Grandma’s Sweet Potato Pie – Don’t Lose This Recipe!

 

A smooth, creamy, and warmly spiced pie that’s perfect for holidays or any cozy dessert moment.

 

 

Ingredients

For the Filling:

2 cups mashed cooked sweet potatoes (about 2–3 medium sweet potatoes)

1 cup granulated sugar

½ cup melted butter

2 large eggs

½ cup evaporated milk

1 tsp vanilla extract

½ tsp ground cinnamon

½ tsp ground nutmeg

Pinch of salt

For the Crust:

1 unbaked 9-inch pie crust (homemade or store-bought)

Optional Topping:

Whipped cream

Sprinkle of cinnamon or nutmeg

 

 

 

Instructions

1️⃣ Prepare the Sweet Potatoes

Preheat oven to 350°F (175°C).

Wash and peel sweet potatoes.

Boil or steam until tender (about 20–30 minutes).

Mash until smooth.
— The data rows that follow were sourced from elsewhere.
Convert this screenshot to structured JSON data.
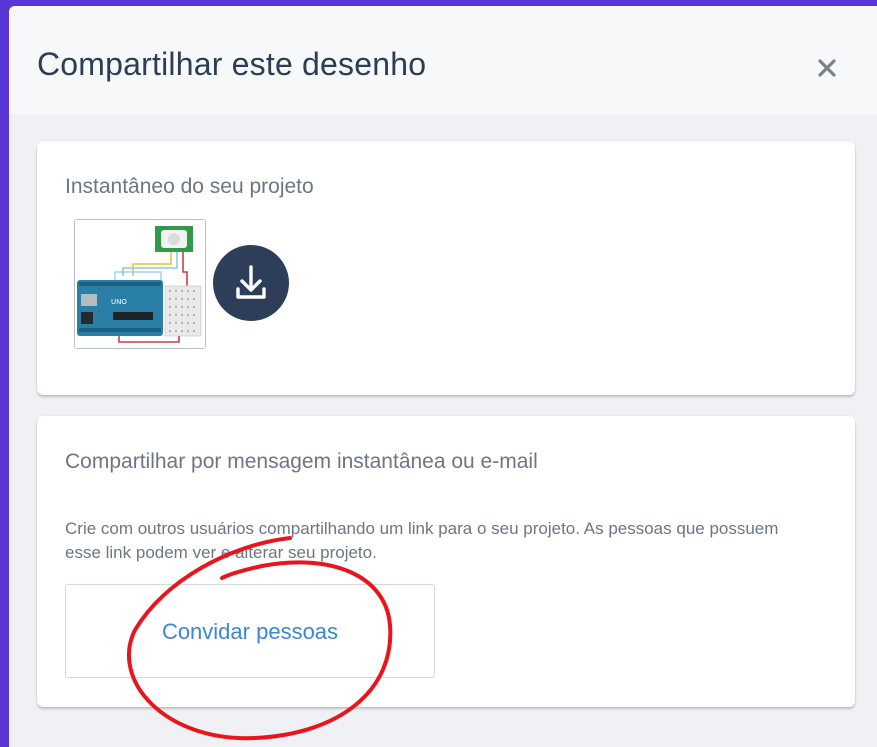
{
  "dialog": {
    "title": "Compartilhar este desenho",
    "close_icon": "close-icon"
  },
  "snapshot": {
    "heading": "Instantâneo do seu projeto",
    "thumbnail_icon": "circuit-preview-thumbnail",
    "download_icon": "download-icon"
  },
  "share": {
    "heading": "Compartilhar por mensagem instantânea ou e-mail",
    "description": "Crie com outros usuários compartilhando um link para o seu projeto. As pessoas que possuem esse link podem ver e alterar seu projeto.",
    "invite_label": "Convidar pessoas"
  },
  "colors": {
    "page_background": "#5b36d6",
    "dialog_background": "#eff1f5",
    "title_text": "#2c3e55",
    "download_button": "#2c3e58",
    "link_blue": "#3b86d6",
    "annotation_red": "#e8151c"
  }
}
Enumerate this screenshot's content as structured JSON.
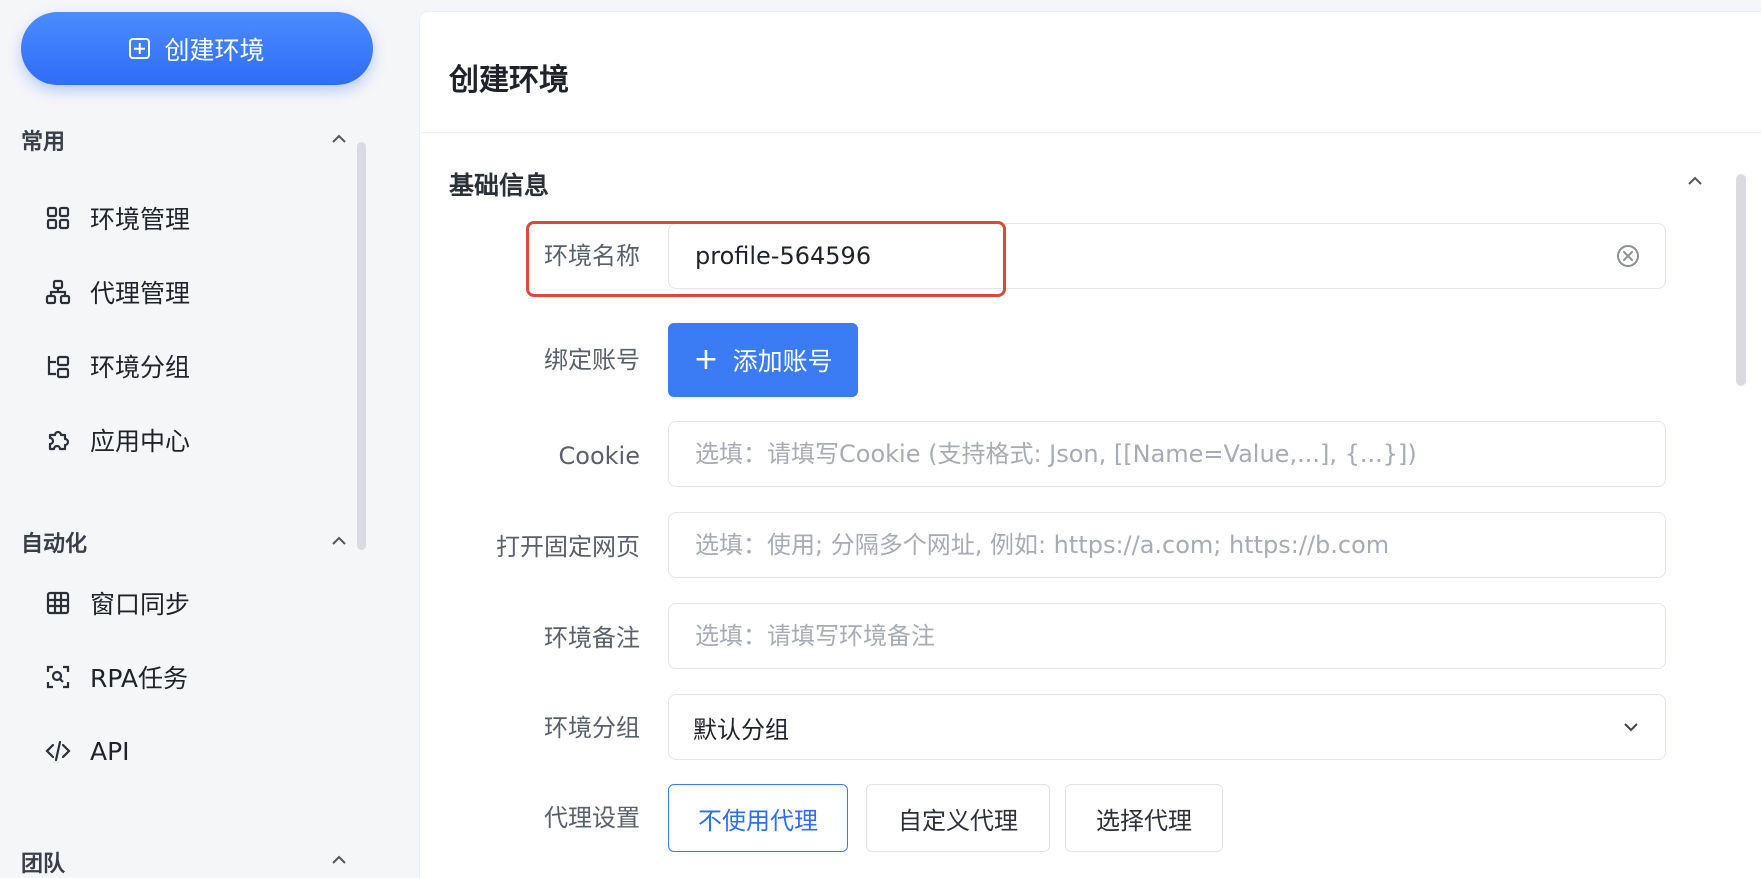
{
  "sidebar": {
    "create_button": "创建环境",
    "sections": [
      {
        "title": "常用",
        "items": [
          {
            "label": "环境管理",
            "icon": "grid-icon"
          },
          {
            "label": "代理管理",
            "icon": "network-icon"
          },
          {
            "label": "环境分组",
            "icon": "group-icon"
          },
          {
            "label": "应用中心",
            "icon": "puzzle-icon"
          }
        ]
      },
      {
        "title": "自动化",
        "items": [
          {
            "label": "窗口同步",
            "icon": "table-icon"
          },
          {
            "label": "RPA任务",
            "icon": "scan-icon"
          },
          {
            "label": "API",
            "icon": "code-icon"
          }
        ]
      },
      {
        "title": "团队",
        "items": []
      }
    ]
  },
  "main": {
    "title": "创建环境",
    "section_title": "基础信息",
    "form": {
      "name_label": "环境名称",
      "name_value": "profile-564596",
      "account_label": "绑定账号",
      "account_button": "添加账号",
      "cookie_label": "Cookie",
      "cookie_placeholder": "选填：请填写Cookie (支持格式: Json, [[Name=Value,...], {...}])",
      "url_label": "打开固定网页",
      "url_placeholder": "选填：使用; 分隔多个网址, 例如: https://a.com; https://b.com",
      "note_label": "环境备注",
      "note_placeholder": "选填：请填写环境备注",
      "group_label": "环境分组",
      "group_value": "默认分组",
      "proxy_label": "代理设置",
      "proxy_options": [
        "不使用代理",
        "自定义代理",
        "选择代理"
      ],
      "proxy_selected": "不使用代理"
    }
  },
  "colors": {
    "primary": "#3b7cf5",
    "highlight_border": "#d94a3a"
  }
}
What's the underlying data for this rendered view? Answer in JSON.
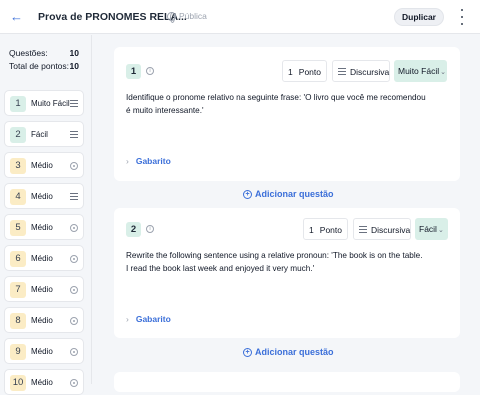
{
  "header": {
    "back_icon": "arrow-left-icon",
    "title": "Prova de PRONOMES RELA...",
    "visibility": "Pública",
    "duplicate_label": "Duplicar",
    "more_icon": "kebab-menu-icon"
  },
  "sidebar": {
    "questions_label": "Questões:",
    "questions_value": "10",
    "points_label": "Total de pontos:",
    "points_value": "10",
    "items": [
      {
        "num": "1",
        "label": "Muito Fácil",
        "icon": "lines-icon",
        "level": "easy"
      },
      {
        "num": "2",
        "label": "Fácil",
        "icon": "lines-icon",
        "level": "easy"
      },
      {
        "num": "3",
        "label": "Médio",
        "icon": "radio-icon",
        "level": "mid"
      },
      {
        "num": "4",
        "label": "Médio",
        "icon": "lines-icon",
        "level": "mid"
      },
      {
        "num": "5",
        "label": "Médio",
        "icon": "radio-icon",
        "level": "mid"
      },
      {
        "num": "6",
        "label": "Médio",
        "icon": "radio-icon",
        "level": "mid"
      },
      {
        "num": "7",
        "label": "Médio",
        "icon": "radio-icon",
        "level": "mid"
      },
      {
        "num": "8",
        "label": "Médio",
        "icon": "radio-icon",
        "level": "mid"
      },
      {
        "num": "9",
        "label": "Médio",
        "icon": "radio-icon",
        "level": "mid"
      },
      {
        "num": "10",
        "label": "Médio",
        "icon": "radio-icon",
        "level": "mid"
      }
    ]
  },
  "questions": [
    {
      "num": "1",
      "points_value": "1",
      "points_unit": "Ponto",
      "type": "Discursiva",
      "difficulty": "Muito Fácil",
      "text": "Identifique o pronome relativo na seguinte frase: 'O livro que você me recomendou é muito interessante.'",
      "answer_label": "Gabarito"
    },
    {
      "num": "2",
      "points_value": "1",
      "points_unit": "Ponto",
      "type": "Discursiva",
      "difficulty": "Fácil",
      "text": "Rewrite the following sentence using a relative pronoun: 'The book is on the table. I read the book last week and enjoyed it very much.'",
      "answer_label": "Gabarito"
    }
  ],
  "add_question_label": "Adicionar questão",
  "colors": {
    "accent": "#3b6fd9",
    "easy_badge": "#d9efe8",
    "medium_badge": "#fbecc5"
  }
}
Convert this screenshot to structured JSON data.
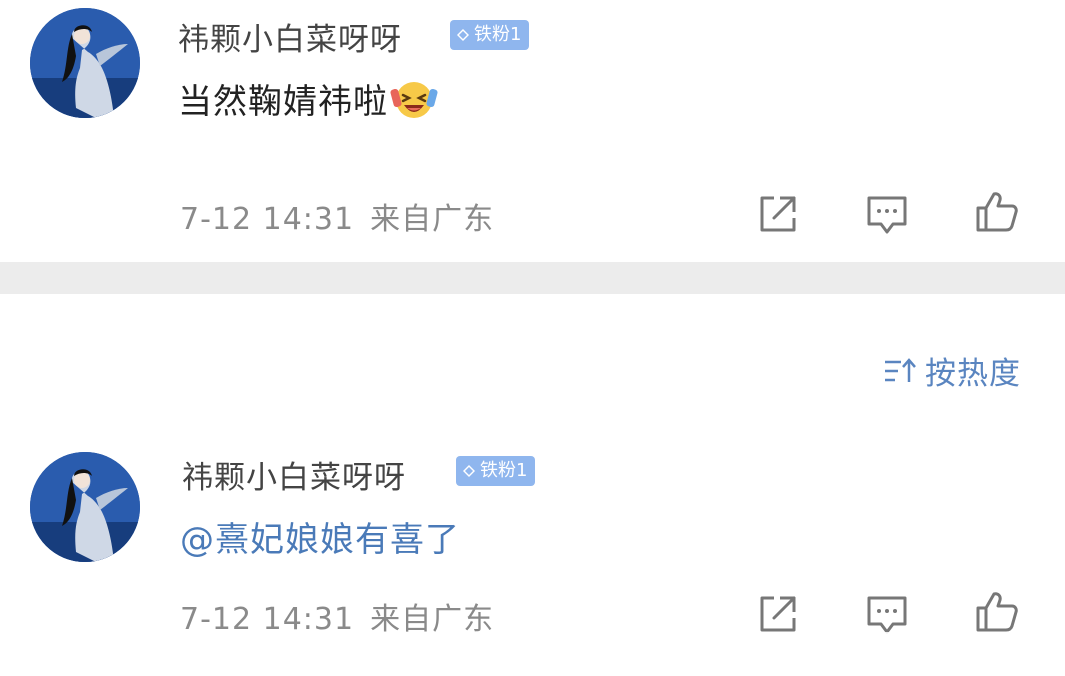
{
  "comments": [
    {
      "username": "祎颗小白菜呀呀",
      "badge": "铁粉1",
      "content_text": "当然鞠婧祎啦",
      "emoji": "laugh-cry-emoji",
      "time": "7-12 14:31",
      "location": "来自广东"
    },
    {
      "username": "祎颗小白菜呀呀",
      "badge": "铁粉1",
      "content_text": "@熹妃娘娘有喜了",
      "time": "7-12 14:31",
      "location": "来自广东"
    }
  ],
  "sort": {
    "label": "按热度"
  },
  "icons": {
    "share": "share-icon",
    "comment": "comment-icon",
    "like": "thumbs-up-icon",
    "sort": "sort-icon",
    "badge": "diamond-icon"
  },
  "colors": {
    "mention": "#4a7ab8",
    "badge_bg": "#8fb6ee",
    "sort_text": "#5a85c0",
    "meta_text": "#8a8a8a",
    "divider": "#ececec"
  }
}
Let cool slightly.

2️⃣ Prepare the Pie Crust

Place the unbaked pie crust in a 9-inch pie pan.

Crimp edges if desired.

Optional: lightly prick the bottom with a fork to prevent bubbling.

3️⃣ Make the Filling

In a large bowl, combine:

Mashed sweet potatoes

Sugar

Melted butter

Eggs (beat lightly first)

Mix in:

Evaporated milk

Vanilla extract

Cinnamon

Nutmeg

Pinch of salt

Blend well until smooth and creamy.

4️⃣ Assemble & Bake

Pour the sweet potato filling into the prepared pie crust.

Smooth the top with a spatula.

Bake at 350°F (175°C) for 50–60 minutes, or until the filling is set but slightly jiggly in the center.

If crust edges brown too fast, cover edges with foil halfway through baking.

5️⃣ Cool & Serve

 

 

 

Let the pie cool to room temperature for at least 2 hours.

Refrigerate for a firmer texture if preferred.

Serve with whipped cream and a sprinkle of cinnamon or nutmeg.

Tips for the Perfect Pie

Use fresh sweet potatoes instead of canned for richer flavor.

Mash potatoes thoroughly for a silky texture.

Add a pinch of ground ginger or allspice for extra warmth.

Can be made 1 day ahead—flavors improve overnight!

This is a classic, cozy dessert your whole family will love.